Another possible effect of APF that might lead to changes in the bladder epithelia is the production of polyploidy. The appearance of polyploidy is not uncommon in tissue culture and even normal tissue [18, 19]. Polyploidy may result from cellular and then nuclear fusion, or conceivably through mitosis in which cellular DNA is replicated but mitosis and/or cytokinesis fail to occur. Cellular fusion is not uncommon and is even part of normal function in some cell types. After cellular fusion, nuclear fusion probably requires synchronous mitosis, fusion of the mitotic spindle producing two tetraploid daughter cells. This could in turn affect epithelial regeneration as is hypothesized to occur in IC patients. Future studies are needed to help address this issue and to determine if this polyploidy has any significance in APF's mechanism or IC development, or whether it is an unrelated in vitro phenomenon.

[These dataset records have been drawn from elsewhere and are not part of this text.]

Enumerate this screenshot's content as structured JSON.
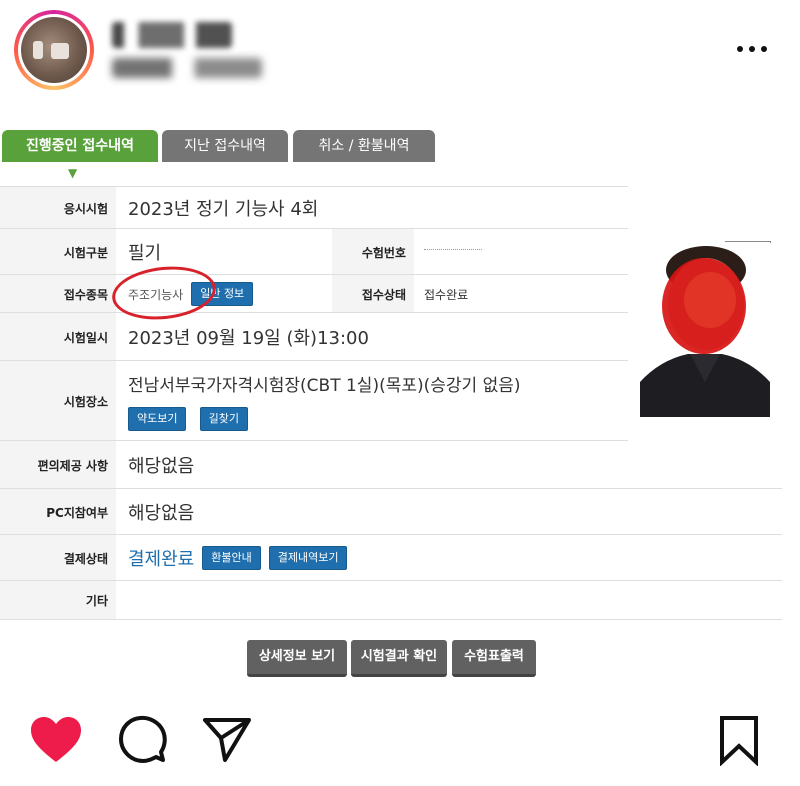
{
  "tabs": [
    {
      "label": "진행중인 접수내역",
      "active": true
    },
    {
      "label": "지난 접수내역",
      "active": false
    },
    {
      "label": "취소 / 환불내역",
      "active": false
    }
  ],
  "rows": {
    "exam": {
      "label": "응시시험",
      "value": "2023년 정기 기능사 4회"
    },
    "exam_type": {
      "label": "시험구분",
      "value": "필기"
    },
    "exam_no_label": "수험번호",
    "category": {
      "label": "접수종목",
      "value": "주조기능사",
      "button": "일반 정보"
    },
    "reg_status": {
      "label": "접수상태",
      "value": "접수완료"
    },
    "date": {
      "label": "시험일시",
      "value": "2023년 09월 19일 (화)13:00"
    },
    "venue": {
      "label": "시험장소",
      "value": "전남서부국가자격시험장(CBT 1실)(목포)(승강기 없음)",
      "buttons": [
        "약도보기",
        "길찾기"
      ]
    },
    "convenience": {
      "label": "편의제공 사항",
      "value": "해당없음"
    },
    "pc": {
      "label": "PC지참여부",
      "value": "해당없음"
    },
    "payment": {
      "label": "결제상태",
      "value": "결제완료",
      "buttons": [
        "환불안내",
        "결제내역보기"
      ]
    },
    "etc": {
      "label": "기타",
      "value": ""
    }
  },
  "bottom_buttons": [
    "상세정보 보기",
    "시험결과 확인",
    "수험표출력"
  ],
  "colors": {
    "tab_active": "#59a13a",
    "tab_inactive": "#757575",
    "button_blue": "#1f6fae",
    "button_gray": "#616161",
    "annotation": "#d8212a",
    "like": "#ed1c4a"
  },
  "icons": {
    "more": "more-horizontal-icon",
    "like": "heart-filled-icon",
    "comment": "comment-icon",
    "share": "send-icon",
    "save": "bookmark-icon"
  }
}
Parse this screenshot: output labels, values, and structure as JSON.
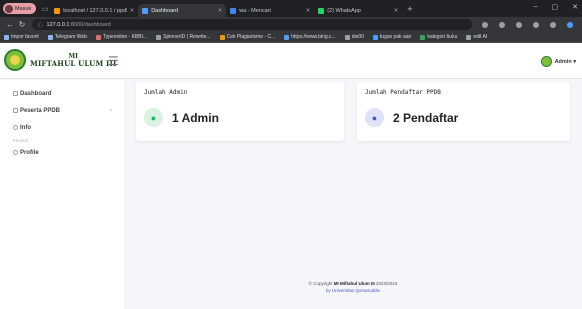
{
  "browser": {
    "profile_label": "Masuk",
    "tabs": [
      {
        "label": "localhost / 127.0.0.1 / ppdb | php",
        "active": false,
        "favicon_color": "#f29900"
      },
      {
        "label": "Dashboard",
        "active": true,
        "favicon_color": "#4f9cff"
      },
      {
        "label": "wa - Mencari",
        "active": false,
        "favicon_color": "#4285f4"
      },
      {
        "label": "(2) WhatsApp",
        "active": false,
        "favicon_color": "#25d366"
      }
    ],
    "new_tab_symbol": "+",
    "window_controls": [
      "–",
      "▢",
      "✕"
    ],
    "url_host": "127.0.0.1",
    "url_path": ":8000/dashboard",
    "bookmarks": [
      "Impor favorit",
      "Telegram Web",
      "Typeonline - KBBI...",
      "SpinnerID | Rewrite...",
      "Cek Plagiarisme - C...",
      "https://www.bing.c...",
      "doi00",
      "tugas pak aan",
      "kategori buku",
      "edit AI"
    ]
  },
  "app": {
    "brand_line1": "MI",
    "brand_line2": "MIFTAHUL ULUM III",
    "admin_label": "Admin",
    "sidebar": {
      "items": [
        {
          "label": "Dashboard",
          "icon": "dashboard-icon"
        },
        {
          "label": "Peserta PPDB",
          "icon": "people-icon",
          "chevron": "‹"
        },
        {
          "label": "Info",
          "icon": "info-icon"
        }
      ],
      "section_label": "PAGES",
      "pages": [
        {
          "label": "Profile",
          "icon": "user-icon"
        }
      ]
    },
    "cards": [
      {
        "title": "Jumlah Admin",
        "value": "1 Admin",
        "icon": "user-icon",
        "glyph": "👤"
      },
      {
        "title": "Jumlah Pendaftar PPDB",
        "value": "2 Pendaftar",
        "icon": "user-check-icon",
        "glyph": "👥"
      }
    ],
    "footer": {
      "copyright_prefix": "© Copyright",
      "copyright_name": "MI Miftahul Ulum III",
      "copyright_year": "2023/2024",
      "by_line": "by Universitas Qomaruddin"
    }
  },
  "colors": {
    "brand_green": "#7cc03a",
    "admin_icon_bg": "#d8f3e2",
    "admin_icon_fg": "#1bb55c",
    "pendaftar_icon_bg": "#e0e3f7",
    "pendaftar_icon_fg": "#4b57c5"
  }
}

The primary bladder epithelial cells used in these experiments were treated with APF or Mock preparations in serum free media. Unlike many other cell types, the lack of exogenous growth factors does not produce a cell cycle blockade. The cells produce sufficient autocrine signaling to maintain a population in a proliferative state, and therefore serum starvation is insufficient to produce cell cycle blockade. Study of synchronized cell populations will greatly facilitate investigation of the mechanism of APF mediated cell cycle changes.

There was an unexpected increase in the proportion of cells with tetraploid DNA content at the highest mock dose. This may be due to the acetonitrile and/or TFA used in the high performance liquid chromatography (HPLC) preparation. There may be a low level of APF in the mock preparation, but no decrease in tritiated thymidine has been observed in similarly controlled experiments, nor can any APF be detected by UV absorbance in the HPLC. Both preparations had equivalent amounts of acetonitrile/TFA so as to control for any affect that these two substances might have on the cells.

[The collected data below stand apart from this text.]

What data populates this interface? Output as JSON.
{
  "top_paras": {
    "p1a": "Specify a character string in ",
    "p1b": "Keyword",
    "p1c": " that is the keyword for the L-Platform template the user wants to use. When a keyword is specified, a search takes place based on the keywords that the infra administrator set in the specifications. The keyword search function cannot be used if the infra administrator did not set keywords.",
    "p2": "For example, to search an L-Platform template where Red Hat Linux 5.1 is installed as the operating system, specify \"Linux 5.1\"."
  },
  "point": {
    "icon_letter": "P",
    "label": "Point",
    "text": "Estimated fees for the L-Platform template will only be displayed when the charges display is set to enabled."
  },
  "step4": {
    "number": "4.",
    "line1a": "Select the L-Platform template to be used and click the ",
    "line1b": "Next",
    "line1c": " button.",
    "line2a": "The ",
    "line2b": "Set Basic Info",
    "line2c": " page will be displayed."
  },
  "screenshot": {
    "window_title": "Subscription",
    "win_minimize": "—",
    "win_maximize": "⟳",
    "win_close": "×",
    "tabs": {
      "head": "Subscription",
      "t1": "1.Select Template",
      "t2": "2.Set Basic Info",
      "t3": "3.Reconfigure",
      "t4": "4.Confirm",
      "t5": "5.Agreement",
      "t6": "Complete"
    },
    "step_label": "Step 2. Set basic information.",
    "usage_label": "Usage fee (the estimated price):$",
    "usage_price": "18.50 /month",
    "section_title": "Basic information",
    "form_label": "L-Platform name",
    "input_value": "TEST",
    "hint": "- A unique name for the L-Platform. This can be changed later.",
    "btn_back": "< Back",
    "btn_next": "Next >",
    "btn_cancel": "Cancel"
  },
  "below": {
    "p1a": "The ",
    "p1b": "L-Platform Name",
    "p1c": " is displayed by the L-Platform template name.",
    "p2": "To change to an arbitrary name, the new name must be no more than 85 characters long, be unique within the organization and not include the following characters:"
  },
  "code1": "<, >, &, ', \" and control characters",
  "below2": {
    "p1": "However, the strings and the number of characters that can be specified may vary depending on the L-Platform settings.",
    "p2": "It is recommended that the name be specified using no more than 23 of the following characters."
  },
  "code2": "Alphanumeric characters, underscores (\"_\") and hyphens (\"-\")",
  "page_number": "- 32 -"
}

Antiproliferative factor has been shown to be a specific protein associated with interstitial cystitis, although its role in the pathogenesis of IC remains unknown. This study shows that APF modulates the cell cycle and in fact might lead to G2 blockade or the production of polyploidy. This would in effect prevent regeneration of bladder epithelial cells, therefore possibly causing the epithelial thinning and/or ulceration associated with IC. Greater understanding of APF's mechanism of action could aid in the diagnoses and treatment of interstitial cystitis.